Eurphon children’s home in Chumphon, Thailand, welcomes volunteers with any or many talents. You can do pretty much anything here: cooking, cleaning, playing with kids or teaching them, looking after horses and other animals, gardening, fixing or renovating and so on. You won’t run out of things to do, that’s guaranteed. Their Facebook page can be found here.
It’s laid-back and friendly
On the other hand, we are in Thailand, so things are sabaii, sabaii, laid back. Everything is kind of like organised chaos, moving on at its on pace. Yes, there is rubbish a bit here and there, things need fixing, and the level of hygiene, or the whole concept of cleanliness, in general, in Thailand, is quite different from what we are used to in the West. I haven’t gotten any food poisonings, nor stomach problems, even though I tend to get them about every 3 months in the tropics, so it can’t be too bad either. If you want to know more about my time here at Eurphon, have a look at this post.
If you don’t mind simple life, you can live on the premises, in a tree house. But I must stress, it’s very simple. You have a mosquito net and a lamp in the dwelling, but that’s about it. The toilet and bathroom are just a few metres away, and the toilet flushes (when the water pump is working) and the shower is new (working also more or less frequently). There is a tap with running water. When it’s working, haha. We are in the jungle, so there are mozzies and ants. Oh yeah, and frogs, geckos and so on.

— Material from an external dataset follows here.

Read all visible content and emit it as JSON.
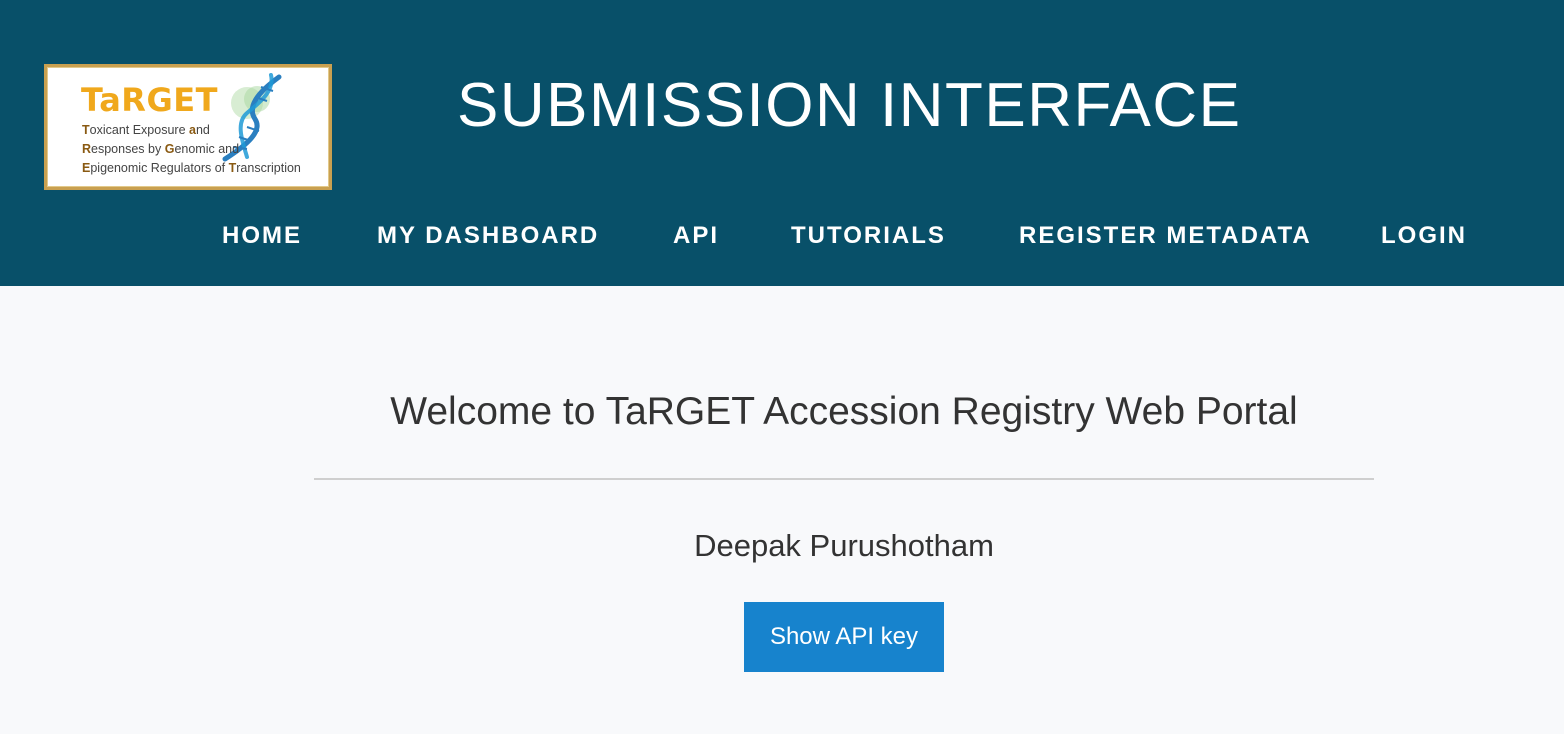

Pigs have their paddock quite close but I think they are just cute and I like feeding them. The “oink oink” grunts add that extra spice, in addition to the usual jungle sounds. On top of the aforementioned, it can get quite muddy when it rains. Now it’s the monsoon season, so I haven’t needed a fan. It hasn’t been that hot. And it comes without saying, no air-con either.
Homestay or hotel
If you’d prefer to stay in a “normal” house, there is an inexpensive hotel nearby. You could stay there and come to Eurphon for the day. There are a few shops, restaurants and a market about 5 minutes drive away. They even have a 7/11 and a Tesco Express.

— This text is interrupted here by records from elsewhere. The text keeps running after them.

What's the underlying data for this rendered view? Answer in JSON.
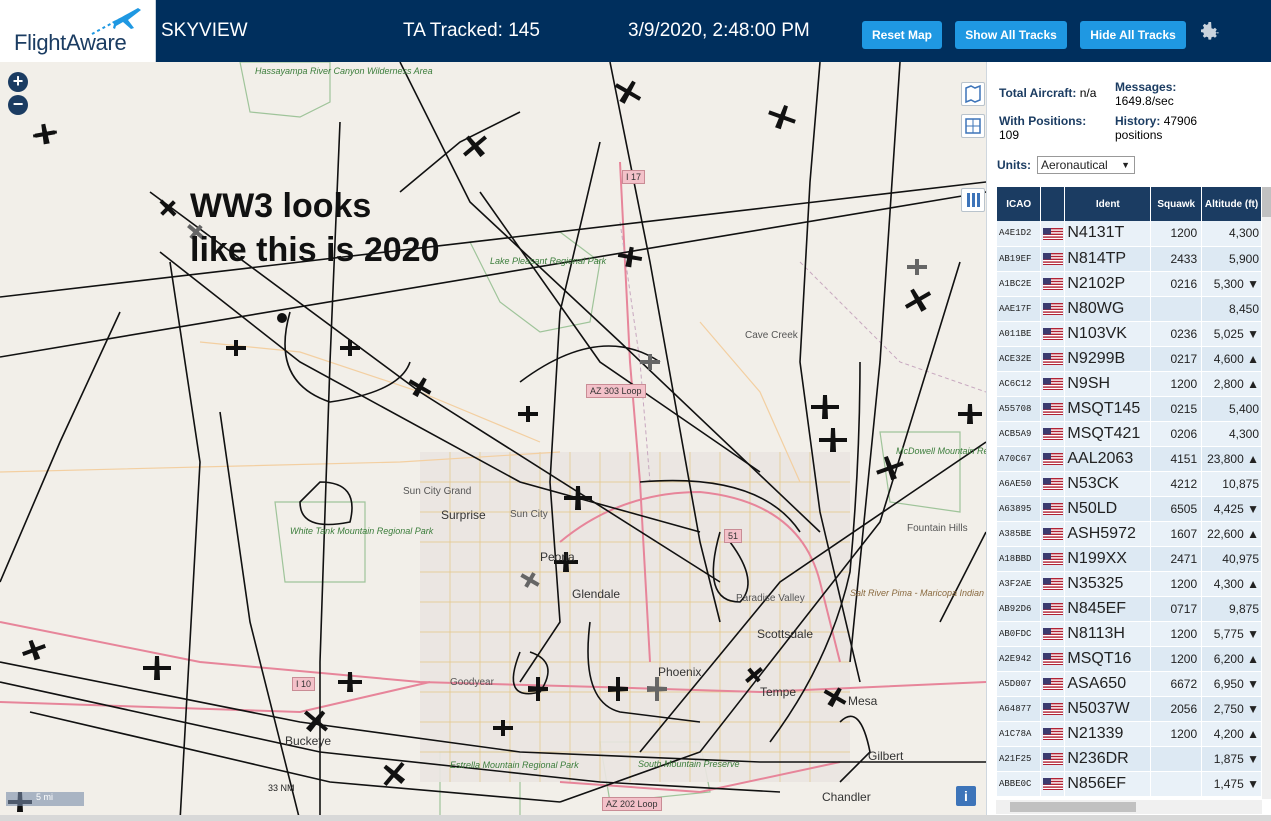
{
  "header": {
    "logo_text": "FlightAware",
    "app_title": "SKYVIEW",
    "ta_tracked": "TA Tracked: 145",
    "datetime": "3/9/2020, 2:48:00 PM",
    "buttons": {
      "reset": "Reset Map",
      "show_all": "Show All Tracks",
      "hide_all": "Hide All Tracks"
    },
    "settings_icon": "gear-icon"
  },
  "map": {
    "annotation": "WW3 looks\nlike this is 2020",
    "zoom_in": "+",
    "zoom_out": "−",
    "scale_label": "5 mi",
    "scale_nm": "33 NM",
    "info": "i",
    "labels": {
      "hassayampa": "Hassayampa River Canyon Wilderness Area",
      "lake_pleasant": "Lake Pleasant Regional Park",
      "cave_creek": "Cave Creek",
      "sun_city_grand": "Sun City Grand",
      "surprise": "Surprise",
      "sun_city": "Sun City",
      "white_tank": "White Tank Mountain Regional Park",
      "peoria": "Peoria",
      "glendale": "Glendale",
      "paradise_valley": "Paradise Valley",
      "scottsdale": "Scottsdale",
      "phoenix": "Phoenix",
      "tempe": "Tempe",
      "mesa": "Mesa",
      "goodyear": "Goodyear",
      "buckeye": "Buckeye",
      "gilbert": "Gilbert",
      "chandler": "Chandler",
      "fountain_hills": "Fountain Hills",
      "mcdowell": "McDowell Mountain Regional Park",
      "salt_river": "Salt River Pima - Maricopa Indian Community",
      "south_mountain": "South Mountain Preserve",
      "estrella": "Estrella Mountain Regional Park"
    },
    "roads": {
      "i17": "I 17",
      "i10": "I 10",
      "az303": "AZ 303 Loop",
      "az202": "AZ 202 Loop",
      "r51": "51",
      "r17b": "I 17"
    }
  },
  "sidebar": {
    "stats": {
      "total_label": "Total Aircraft:",
      "total_value": "n/a",
      "messages_label": "Messages:",
      "messages_value": "1649.8/sec",
      "positions_label": "With Positions:",
      "positions_value": "109",
      "history_label": "History:",
      "history_value": "47906 positions"
    },
    "units_label": "Units:",
    "units_value": "Aeronautical",
    "table": {
      "columns": [
        "ICAO",
        "",
        "Ident",
        "Squawk",
        "Altitude (ft)"
      ],
      "rows": [
        {
          "icao": "A4E1D2",
          "ident": "N4131T",
          "squawk": "1200",
          "alt": "4,300"
        },
        {
          "icao": "AB19EF",
          "ident": "N814TP",
          "squawk": "2433",
          "alt": "5,900"
        },
        {
          "icao": "A1BC2E",
          "ident": "N2102P",
          "squawk": "0216",
          "alt": "5,300 ▼"
        },
        {
          "icao": "AAE17F",
          "ident": "N80WG",
          "squawk": "",
          "alt": "8,450"
        },
        {
          "icao": "A011BE",
          "ident": "N103VK",
          "squawk": "0236",
          "alt": "5,025 ▼"
        },
        {
          "icao": "ACE32E",
          "ident": "N9299B",
          "squawk": "0217",
          "alt": "4,600 ▲"
        },
        {
          "icao": "AC6C12",
          "ident": "N9SH",
          "squawk": "1200",
          "alt": "2,800 ▲"
        },
        {
          "icao": "A55708",
          "ident": "MSQT145",
          "squawk": "0215",
          "alt": "5,400"
        },
        {
          "icao": "ACB5A9",
          "ident": "MSQT421",
          "squawk": "0206",
          "alt": "4,300"
        },
        {
          "icao": "A70C67",
          "ident": "AAL2063",
          "squawk": "4151",
          "alt": "23,800 ▲"
        },
        {
          "icao": "A6AE50",
          "ident": "N53CK",
          "squawk": "4212",
          "alt": "10,875"
        },
        {
          "icao": "A63895",
          "ident": "N50LD",
          "squawk": "6505",
          "alt": "4,425 ▼"
        },
        {
          "icao": "A385BE",
          "ident": "ASH5972",
          "squawk": "1607",
          "alt": "22,600 ▲"
        },
        {
          "icao": "A18BBD",
          "ident": "N199XX",
          "squawk": "2471",
          "alt": "40,975"
        },
        {
          "icao": "A3F2AE",
          "ident": "N35325",
          "squawk": "1200",
          "alt": "4,300 ▲"
        },
        {
          "icao": "AB92D6",
          "ident": "N845EF",
          "squawk": "0717",
          "alt": "9,875"
        },
        {
          "icao": "AB0FDC",
          "ident": "N8113H",
          "squawk": "1200",
          "alt": "5,775 ▼"
        },
        {
          "icao": "A2E942",
          "ident": "MSQT16",
          "squawk": "1200",
          "alt": "6,200 ▲"
        },
        {
          "icao": "A5D007",
          "ident": "ASA650",
          "squawk": "6672",
          "alt": "6,950 ▼"
        },
        {
          "icao": "A64877",
          "ident": "N5037W",
          "squawk": "2056",
          "alt": "2,750 ▼"
        },
        {
          "icao": "A1C78A",
          "ident": "N21339",
          "squawk": "1200",
          "alt": "4,200 ▲"
        },
        {
          "icao": "A21F25",
          "ident": "N236DR",
          "squawk": "",
          "alt": "1,875 ▼"
        },
        {
          "icao": "ABBE0C",
          "ident": "N856EF",
          "squawk": "",
          "alt": "1,475 ▼"
        }
      ]
    }
  },
  "colors": {
    "header_bg": "#002f5d",
    "button_bg": "#1f98e2",
    "table_header": "#1b3c62",
    "row_a": "#e9f1f8",
    "row_b": "#dde9f3"
  }
}
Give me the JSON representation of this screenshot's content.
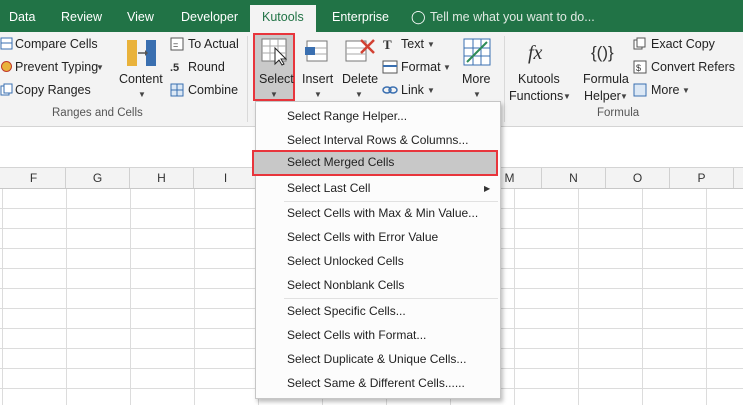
{
  "tabs": {
    "data": "Data",
    "review": "Review",
    "view": "View",
    "developer": "Developer",
    "kutools": "Kutools",
    "enterprise": "Enterprise",
    "tell_me": "Tell me what you want to do..."
  },
  "ribbon": {
    "ranges_cells": {
      "compare": "Compare Cells",
      "prevent": "Prevent Typing",
      "copy_ranges": "Copy Ranges",
      "content": "Content",
      "to_actual": "To Actual",
      "round": "Round",
      "combine": "Combine",
      "group_label": "Ranges and Cells"
    },
    "editing": {
      "select": "Select",
      "insert": "Insert",
      "delete": "Delete",
      "text": "Text",
      "format": "Format",
      "link": "Link",
      "more": "More"
    },
    "formula": {
      "kutools_functions_1": "Kutools",
      "kutools_functions_2": "Functions",
      "formula_helper_1": "Formula",
      "formula_helper_2": "Helper",
      "exact_copy": "Exact Copy",
      "convert_refers": "Convert Refers",
      "more": "More",
      "group_label": "Formula"
    }
  },
  "columns": [
    "F",
    "G",
    "H",
    "I",
    "M",
    "N",
    "O",
    "P"
  ],
  "menu": {
    "items": [
      "Select Range Helper...",
      "Select Interval Rows & Columns...",
      "Select Merged Cells",
      "Select Last Cell",
      "Select Cells with Max & Min Value...",
      "Select Cells with Error Value",
      "Select Unlocked Cells",
      "Select Nonblank Cells",
      "Select Specific Cells...",
      "Select Cells with Format...",
      "Select Duplicate & Unique Cells...",
      "Select Same & Different Cells......"
    ]
  },
  "colors": {
    "tab_bar": "#217346",
    "ribbon_bg": "#f3f3f3",
    "highlight_border": "#e8353c"
  }
}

On the other hand, perhaps it wouldn’t be the complete Eurphon experience if you’d stay in a hotel. Nevertheless, it would be better than not coming at all.
But, to be honest, at the moment I can see the perks of staying in a hotel as well: running water, clean bed with no ants and mozzies, the opportunity of storing your own food without ants colonising all of it. If you want to stay on the premises, you don’t have to pay, but of course, contributions towards your living expenses are appreciated. There is delicious Thai food served daily, but sometimes the food is very simple, so you might want to bring some snack or fruits for yourself as well. You can also find ample amounts of “khanom” around, which is Thai and means sweets or delicacies. Visitors love bringing cakes, donuts, cookies and special Thai khanom, you see. The kids obviously love the treats, and so have I!
Behaving and sweet kids
The children are lovely, friendly and easygoing, similar to Mama and Papa who run the place. What’s really surprised me, is that there is very little quarrels or bickering. The kids range from toddlers to teenagers, so you are able to do different activities with different age groups. I’ve taken more the role of a youth activity leader, rather than watching over the little ones.

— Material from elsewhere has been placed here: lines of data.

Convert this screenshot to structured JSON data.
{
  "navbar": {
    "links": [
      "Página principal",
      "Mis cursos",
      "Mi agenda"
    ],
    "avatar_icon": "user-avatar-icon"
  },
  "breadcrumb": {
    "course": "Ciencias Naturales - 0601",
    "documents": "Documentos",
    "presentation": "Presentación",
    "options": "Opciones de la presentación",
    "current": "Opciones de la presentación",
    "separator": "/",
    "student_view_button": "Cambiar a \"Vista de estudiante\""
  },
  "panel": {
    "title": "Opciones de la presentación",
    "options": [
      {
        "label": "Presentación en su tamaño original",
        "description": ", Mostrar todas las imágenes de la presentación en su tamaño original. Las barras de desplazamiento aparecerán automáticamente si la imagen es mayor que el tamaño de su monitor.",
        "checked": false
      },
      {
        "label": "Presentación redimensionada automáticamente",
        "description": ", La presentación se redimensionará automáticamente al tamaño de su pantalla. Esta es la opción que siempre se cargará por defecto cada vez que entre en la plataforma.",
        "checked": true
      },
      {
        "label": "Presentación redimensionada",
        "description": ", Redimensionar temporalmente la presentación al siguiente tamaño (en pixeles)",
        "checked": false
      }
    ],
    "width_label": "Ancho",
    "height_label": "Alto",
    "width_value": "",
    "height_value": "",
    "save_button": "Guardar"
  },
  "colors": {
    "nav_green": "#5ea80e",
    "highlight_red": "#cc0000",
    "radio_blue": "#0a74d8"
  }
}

Also, here the whole concept of care-taking is quite different. In West, you have strict rules and ratios on how many caretakers you need to have per child and they are constantly being watched over and serviced. Here, the small ones play a lot together and they able to roam free. Mama said to me that the babies are easy: “They need just food and keeping them clean, but the teenagers can be hard work while going through their puberty.” I think many over-careful Western nannies would completely disagree with this. But, here it seems to make perfect sense.
Still keen on volunteering in Thailand?
If you are still interested, you can contact Eurphon by calling Mama 0971924939. Her real name is Narada but I call her Mama or P’Nui and her husband, P’Nong, Papa, like the Thai children call them Mum and Dad in Thai. I can wholeheartedly agree that this volunteering has been an experience of a lifetime. Eurphon is like a big family, and it consists of people who have hearts in their right places. I definitely want to come back here again.